Workplace

California gig workers just defeated Prop. 22, but it's not that simple

Despite a recent ruling that Proposition 22 is unconstitutional, gig-economy workers are still independent contractors in California.

Protestors hold No on 22 signs

Proposition 22 is now unconstitutional, a judge recently ruled, but Uber and Lyft drivers are still independent contractors in California.

Photo: Josh Edelson/AFP via Getty Images

A California judge recently ruled Proposition 22 as unconstitutional. The judge said Prop. 22, the law that classifies gig-economy workers as independent contractors, violates the California Constitution on a variety of grounds.

The ruling came as part of a lawsuit filed by the Service Employees International Union and others against the state of California.

But this doesn't mean drivers are now employees in California. Uber and Lyft, through the Protect App-Based Drivers and Services Coalition, say they plan to appeal the ruling, which will prolong the process.

Scott Kronland, an attorney for the plaintiffs, said the trial court still needs to sign a judgment, which will take a few days. From there, the gig-economy companies can file an appeal. At that point, there may be litigation about whether the appeal stays the judgment pending the appeal, Kronland explained on a press call this morning.

"The bottom line is that it will be at least several months before there is a decision on appeals," Kronland said.

Kronland, however, is optimistic about the legal process.

"This is a solid, well-reasoned ruling," he said. "There were several ways in which the drafters of [Prop. 22] overreached and included provisions that conflict with our state constitution, which is the higher law. Therefore, we expect the ruling will be upheld on appeal."

Instacart and other gig-economy companies spent $224 million urging voters to pass Prop. 22, with a key message that it would give workers employee-like benefits while keeping their status as independent contractors. The companies, which are pursuing similar legislation in Massachusetts, viewed the ballot measure as the only realistic way of staving off AB 5, a California law that strictly limits when companies can hire workers as contractors.

"We believe the judge made a serious error by ignoring a century's worth of case law requiring the courts to guard the voters' right of initiative," the coalition's spokesperson, Geoff Vetter, said in a statement following the ruling. "This outrageous decision is an affront to the overwhelming majority of California voters who passed Prop. 22."

A number of gig workers have fought against Prop. 22 long before it became law. Since its passage, some workers have protested against it, arguing gig-economy companies misled them about the benefits that would be available under the legislation. They also take issue with the fact that Prop. 22 does not enable them to form unions.

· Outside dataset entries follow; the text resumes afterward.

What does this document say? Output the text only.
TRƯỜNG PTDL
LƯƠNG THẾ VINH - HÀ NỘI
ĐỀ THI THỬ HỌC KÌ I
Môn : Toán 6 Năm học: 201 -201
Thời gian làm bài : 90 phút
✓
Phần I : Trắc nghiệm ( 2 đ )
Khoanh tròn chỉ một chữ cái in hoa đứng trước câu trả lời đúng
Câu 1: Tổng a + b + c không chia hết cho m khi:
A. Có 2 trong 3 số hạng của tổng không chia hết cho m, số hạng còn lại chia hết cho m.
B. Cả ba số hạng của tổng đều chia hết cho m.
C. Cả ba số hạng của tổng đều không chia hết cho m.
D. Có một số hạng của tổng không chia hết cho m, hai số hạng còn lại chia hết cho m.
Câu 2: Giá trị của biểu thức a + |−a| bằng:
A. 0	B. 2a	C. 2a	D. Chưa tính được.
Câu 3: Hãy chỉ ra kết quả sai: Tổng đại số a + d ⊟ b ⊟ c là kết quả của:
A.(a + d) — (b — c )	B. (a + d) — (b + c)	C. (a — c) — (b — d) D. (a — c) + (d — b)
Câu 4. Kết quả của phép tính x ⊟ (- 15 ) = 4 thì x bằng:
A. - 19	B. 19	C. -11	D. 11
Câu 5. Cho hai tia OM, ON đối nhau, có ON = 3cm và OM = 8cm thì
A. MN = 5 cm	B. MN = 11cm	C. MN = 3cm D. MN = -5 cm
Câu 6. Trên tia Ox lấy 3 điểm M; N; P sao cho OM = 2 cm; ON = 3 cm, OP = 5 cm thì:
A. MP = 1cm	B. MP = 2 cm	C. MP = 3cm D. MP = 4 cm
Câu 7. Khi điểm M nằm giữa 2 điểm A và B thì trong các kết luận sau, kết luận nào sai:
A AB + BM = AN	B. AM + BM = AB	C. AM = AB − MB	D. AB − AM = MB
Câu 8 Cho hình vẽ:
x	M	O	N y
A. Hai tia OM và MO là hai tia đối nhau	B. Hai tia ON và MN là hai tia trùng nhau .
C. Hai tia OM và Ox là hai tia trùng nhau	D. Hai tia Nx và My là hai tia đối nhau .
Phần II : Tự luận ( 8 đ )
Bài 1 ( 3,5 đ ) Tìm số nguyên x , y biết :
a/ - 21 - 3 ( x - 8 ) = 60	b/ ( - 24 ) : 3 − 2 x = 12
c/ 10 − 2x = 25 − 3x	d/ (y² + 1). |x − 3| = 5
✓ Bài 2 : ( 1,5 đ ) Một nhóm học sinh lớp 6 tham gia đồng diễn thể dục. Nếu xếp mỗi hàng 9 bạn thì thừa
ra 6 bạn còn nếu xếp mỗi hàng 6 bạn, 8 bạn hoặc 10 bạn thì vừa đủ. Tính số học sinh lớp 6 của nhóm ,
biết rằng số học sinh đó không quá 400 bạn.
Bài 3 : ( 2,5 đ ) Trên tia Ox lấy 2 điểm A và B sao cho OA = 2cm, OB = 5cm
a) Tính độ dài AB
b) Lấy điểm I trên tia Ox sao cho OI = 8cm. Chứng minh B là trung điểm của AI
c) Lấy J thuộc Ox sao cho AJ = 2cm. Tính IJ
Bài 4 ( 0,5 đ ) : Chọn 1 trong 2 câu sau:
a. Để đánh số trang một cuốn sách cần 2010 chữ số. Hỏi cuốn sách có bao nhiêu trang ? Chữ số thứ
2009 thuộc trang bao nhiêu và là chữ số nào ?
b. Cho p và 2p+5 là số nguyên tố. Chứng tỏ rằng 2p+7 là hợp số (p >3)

In May, We Drive Progress, Mobile Workers Alliance and SEIU 1021 staged a protest outside Uber's new offices in San Francisco to demand that companies automatically provide health insurance stipends to all workers who meet the minimum time requirements. Under Prop. 22, companies can make gig workers apply for the benefits.

Gig workers across the country hit the streets again in July, staging a protest and strike in response to Uber, Lyft and other companies' labor practices. One demand was the right to unionize.

"I came here to fight to be able to unionize," Ibrahim Diallo, a rideshare driver in the San Francisco Bay Area, told Protocol at the time. "It's unbelievable that we are not allowed to form a union."

Another driver, Erica Mighetto, told Protocol up to 80% of driver fares went directly to Uber and Lyft. Uber, however, disputed that claim.

On the press call, rideshare driver and plaintiff Mike Robinson said he felt "relieved that the court struck down Prop. 22." He called the legislation "shameful" and said it "stripped us of our basic rights as workers."

But Uber, just like SEIU and the plaintiffs, are confident in the appeals process.

"We will appeal and we expect to win," Uber spokesperson Noah Edwardsen said in a statement. "Meanwhile, Prop[.] 22 remains in effect, including all of the protections and benefits it provides independent workers across the state."

SEIU 721 President Bob Schoonover put Prop. 22 in the same bucket of discriminatory legislation as anti-same sex marriage ballot measure Prop. 8 and Prop. 187, which targeted undocumented immigrants. Both those measures were overturned, and Schoonover expects the same for Prop. 22.

"The attempt by Uber, Lyft and others to circumvent our democracy has failed,"Schoonover said on the press call. "Corporations alone should not dictate laws in our state. SEIU will continue to stand alongside the drivers waging this critical fight to protect democracy from the highest spender."